|You wouldn’t believe, but this morning we had a flat tire again. This time it was the van. What in the world was going on? The passenger side rear tire had no air left. For a moment I was staring at it with really comprehending. This was the third flat tire on our trip. It is years ago that we had any tire problem. How could this be?
When reality had settled in on me I remembered that we had a spare tire. Yeah, it was mounted under the rear of the van, but I had never needed it and had no idea how to get it down. So I opened the owners manual. It spoke about a wheel wrench and long tool which should be inserted into a hole between the bumper and the van body. The hole was really tiny and the long tool barely fit through it. With the attached wrench I moved it so the tire would descend down to the pavement. It came about 6 inch down then stopped. There was no way I could get it any further. I went back to the manual, reading more. Ah, our van had a 2. safety latch which could be released by placing the jack center on under the wheel and bring it up again to the full extent. That procedure should release the safety latch and the tire could be brought down, just balancing on the jack.
Of course, it didn’t work. The thing did not come down, but was now dangling only a third of the way from its original position. So, I tried to bring the cable back up again. But that proved pointless as it neither would go up nor farther down. Corrosion had taken a toll on that swivel thing. Meanwhile I had gotten company. A trucker had come by asking me whether I would like him to get air into the tire again. he had only his tractor so I agreed and this friendly man brought 90 pounds of pressure back into the tire. That high pressure showed us where the air leak was. It was right in between the tread.
Trucker coming by for helping
I thanked the trucker for his help.
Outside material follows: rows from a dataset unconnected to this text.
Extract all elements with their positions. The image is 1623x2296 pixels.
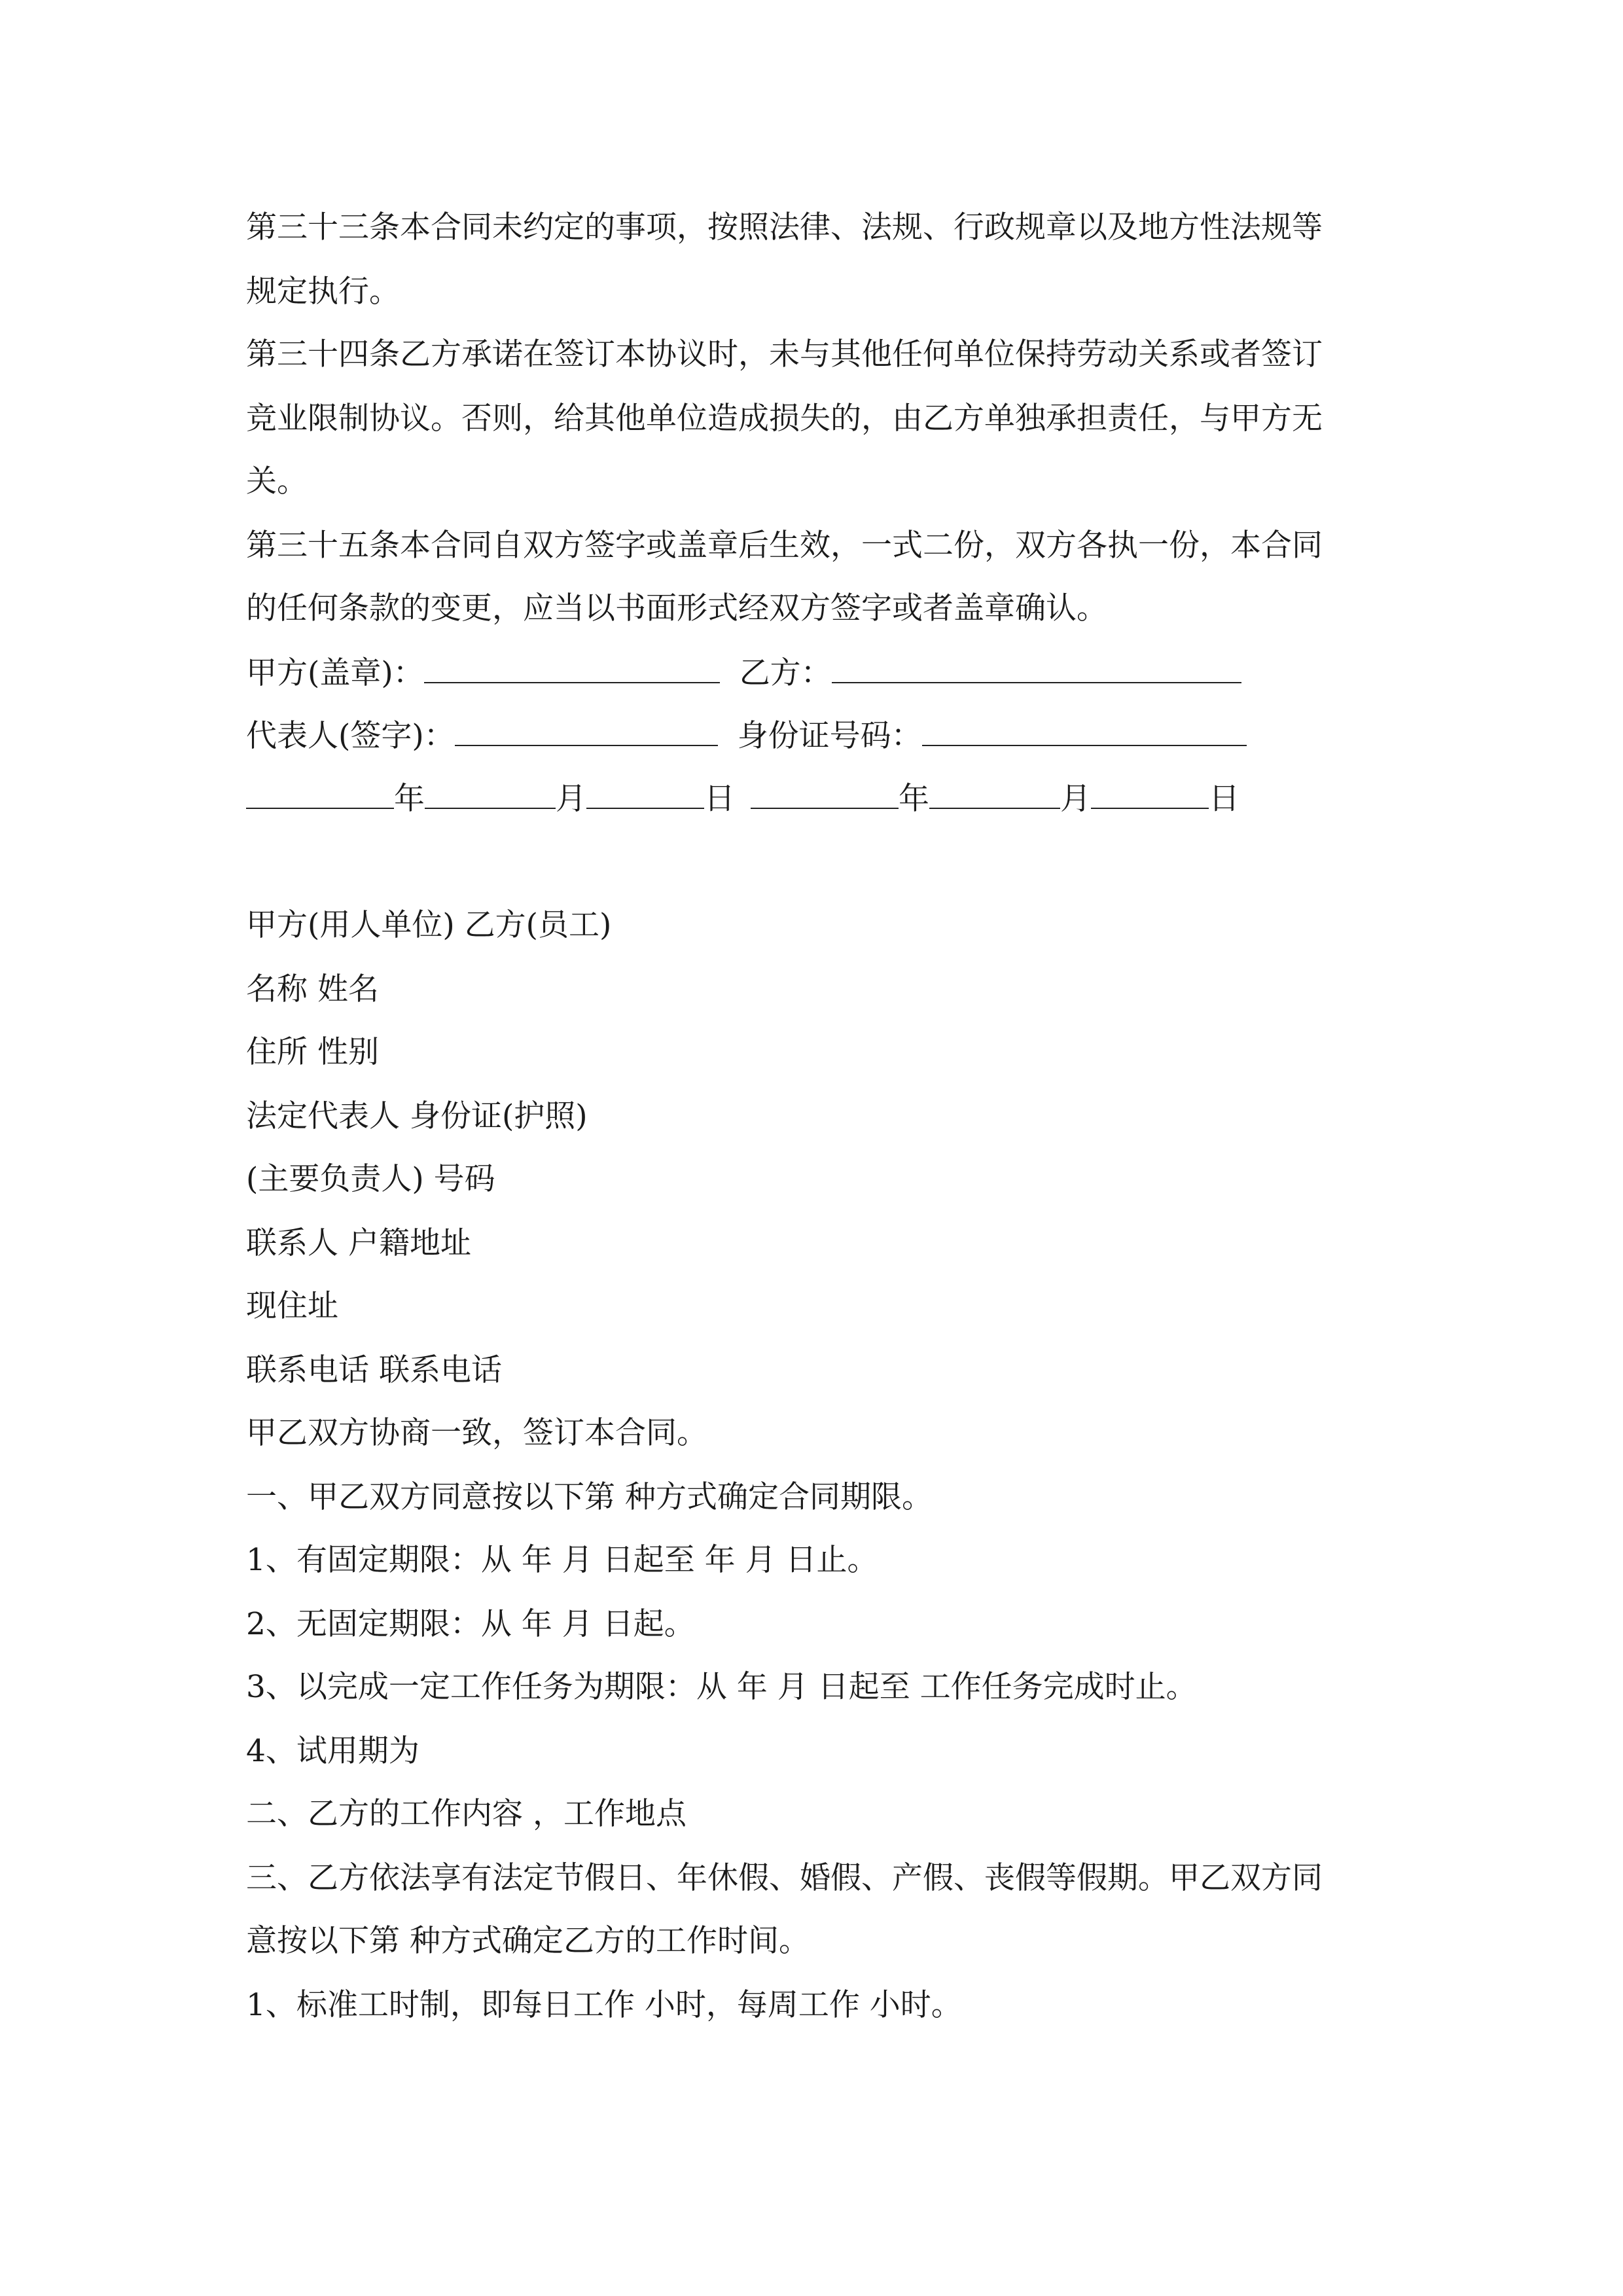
party-b-month-label: 月 xyxy=(1060,781,1091,817)
parties-heading: 甲方(用人单位) 乙方(员工) xyxy=(246,907,612,943)
article-35-line-1: 第三十五条本合同自双方签字或盖章后生效，一式二份，双方各执一份，本合同 xyxy=(246,528,1323,564)
term-open-ended: 2、无固定期限：从 年 月 日起。 xyxy=(246,1606,695,1642)
term-intro: 一、甲乙双方同意按以下第 种方式确定合同期限。 xyxy=(246,1479,933,1515)
term-fixed: 1、有固定期限：从 年 月 日起至 年 月 日止。 xyxy=(246,1542,878,1578)
work-content-location: 二、乙方的工作内容 ，工作地点 xyxy=(246,1796,687,1832)
name-row: 名称 姓名 xyxy=(246,971,379,1007)
current-address-row: 现住址 xyxy=(246,1288,338,1324)
article-33-line-2: 规定执行。 xyxy=(246,274,400,310)
phone-row: 联系电话 联系电话 xyxy=(246,1352,502,1388)
party-b-year-field[interactable] xyxy=(751,779,899,809)
party-b-label: 乙方： xyxy=(739,655,832,691)
party-b-year-label: 年 xyxy=(899,781,929,817)
principal-row: (主要负责人) 号码 xyxy=(246,1161,495,1197)
party-a-year-label: 年 xyxy=(394,781,425,817)
party-a-seal-field[interactable] xyxy=(424,653,720,683)
probation-period: 4、试用期为 xyxy=(246,1733,419,1769)
standard-hours: 1、标准工时制，即每日工作 小时，每周工作 小时。 xyxy=(246,1987,962,2023)
article-34-line-2: 竞业限制协议。否则，给其他单位造成损失的，由乙方单独承担责任，与甲方无 xyxy=(246,401,1323,437)
signature-parties-row xyxy=(246,653,1241,693)
party-b-month-field[interactable] xyxy=(929,779,1060,809)
article-33-line-1: 第三十三条本合同未约定的事项，按照法律、法规、行政规章以及地方性法规等 xyxy=(246,209,1323,245)
party-a-seal-label: 甲方(盖章)： xyxy=(246,655,424,691)
contact-row: 联系人 户籍地址 xyxy=(246,1225,471,1261)
article-34-line-3: 关。 xyxy=(246,463,308,499)
party-a-month-label: 月 xyxy=(556,781,586,817)
representative-field[interactable] xyxy=(455,716,718,746)
party-a-day-label: 日 xyxy=(704,781,735,817)
working-hours-line-1: 三、乙方依法享有法定节假日、年休假、婚假、产假、丧假等假期。甲乙双方同 xyxy=(246,1860,1323,1896)
agreement-statement: 甲乙双方协商一致，签订本合同。 xyxy=(246,1415,707,1451)
signature-rep-row xyxy=(246,716,1247,756)
article-34-line-1: 第三十四条乙方承诺在签订本协议时，未与其他任何单位保持劳动关系或者签订 xyxy=(246,336,1323,372)
article-35-line-2: 的任何条款的变更，应当以书面形式经双方签字或者盖章确认。 xyxy=(246,590,1107,626)
id-number-label: 身份证号码： xyxy=(737,718,922,754)
working-hours-line-2: 意按以下第 种方式确定乙方的工作时间。 xyxy=(246,1923,810,1959)
signature-date-row xyxy=(246,779,1240,819)
party-a-month-field[interactable] xyxy=(425,779,556,809)
id-number-field[interactable] xyxy=(922,716,1247,746)
residence-row: 住所 性别 xyxy=(246,1034,379,1070)
party-a-year-field[interactable] xyxy=(246,779,394,809)
term-task-based: 3、以完成一定工作任务为期限：从 年 月 日起至 工作任务完成时止。 xyxy=(246,1669,1197,1705)
legal-rep-row: 法定代表人 身份证(护照) xyxy=(246,1098,588,1134)
party-b-day-field[interactable] xyxy=(1091,779,1209,809)
party-b-day-label: 日 xyxy=(1209,781,1240,817)
party-a-day-field[interactable] xyxy=(586,779,704,809)
party-b-field[interactable] xyxy=(832,653,1241,683)
representative-label: 代表人(签字)： xyxy=(246,718,455,754)
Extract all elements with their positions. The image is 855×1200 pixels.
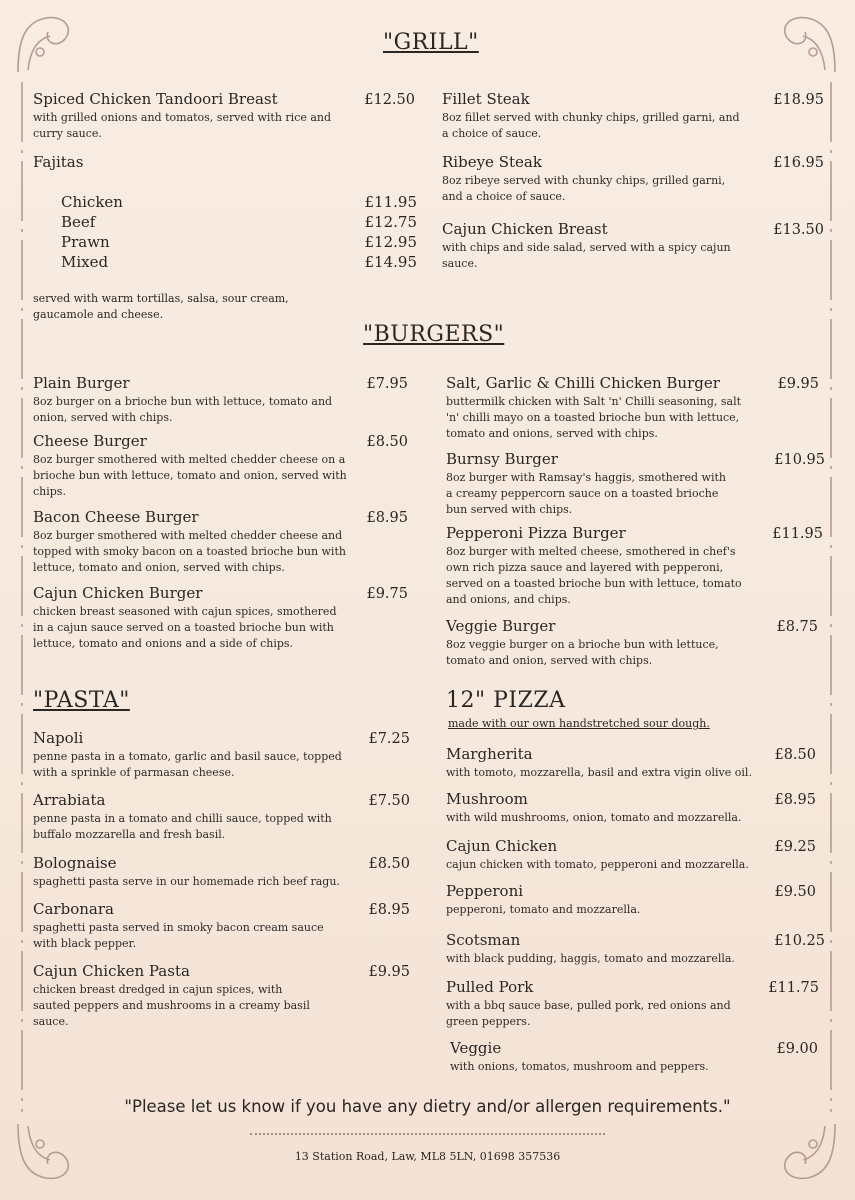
item-name: Cajun Chicken Breast	[442, 220, 608, 238]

Then I went onto the internet searching for an open tire facility on this Saturday. Tried three phone numbers all went unanswered – until I found a Chevy dealership which wasn’t only open, but also very close – 10 miles down the highway. There was probably still 50 pounds of pressure left so I got onto I-10 racing down the highway. But I was fearful that the spare tire could suddenly release hitting the pavement, which would be a near disaster.
But I made it to the GMC dealer and after 2 hours I had my tire repaired and the spare removed – all for unbelievable 15 Dollars. I would have paid those guys a hundred for the job. And the company was BRASHER GMC at Weimar,TX
Man, was I relieved when I was back at the trailer, ready to hit the road again.
We reached Floresville, TX around 3pm and set up camp on Yalinda’s and Gary’s property. They are members at “Boondockers Welcome” and they sure are the most welcoming couple one could imagine. Yalinda had even prepared a supper, but we had to decline that for today, as we had plans to run into the big city to meet with members of the U.S.-Harwerths, my distant relatives.
San Antonio by night
After refreshing ourselves (it was 78F out here) we were ready to run all the way up to North San Antonio. Traffic was on the light side and we made it from Floresville in about one hour.
Had a great meeting with Curt, Irene and their kids (which all have grown so much since last time) before we were heading back to Floresville.
There is something here which every Texas traveler has experienced at one time. The area is strewn with stickers, those nasty little bastards which fasten themselves under your shoes, under doggy paws and can make life pretty miserable, if you don’t keep them out of your rig. Cause next time you walk through your rig on socks only or – worse God forbid – barefoot, you will scream when they take a solid hold under your feet.
Molly can hardly walk a yard here without getting them under her paws and when they hurt us you can imagine how they hurt small doggy paws.
But now I am sooo tired. The stress of this morning is still lodged in my bones and I need to retire to the rear of our rig. There I know, Bea is already counting the sheep.
Good night friends… see ya’ll later.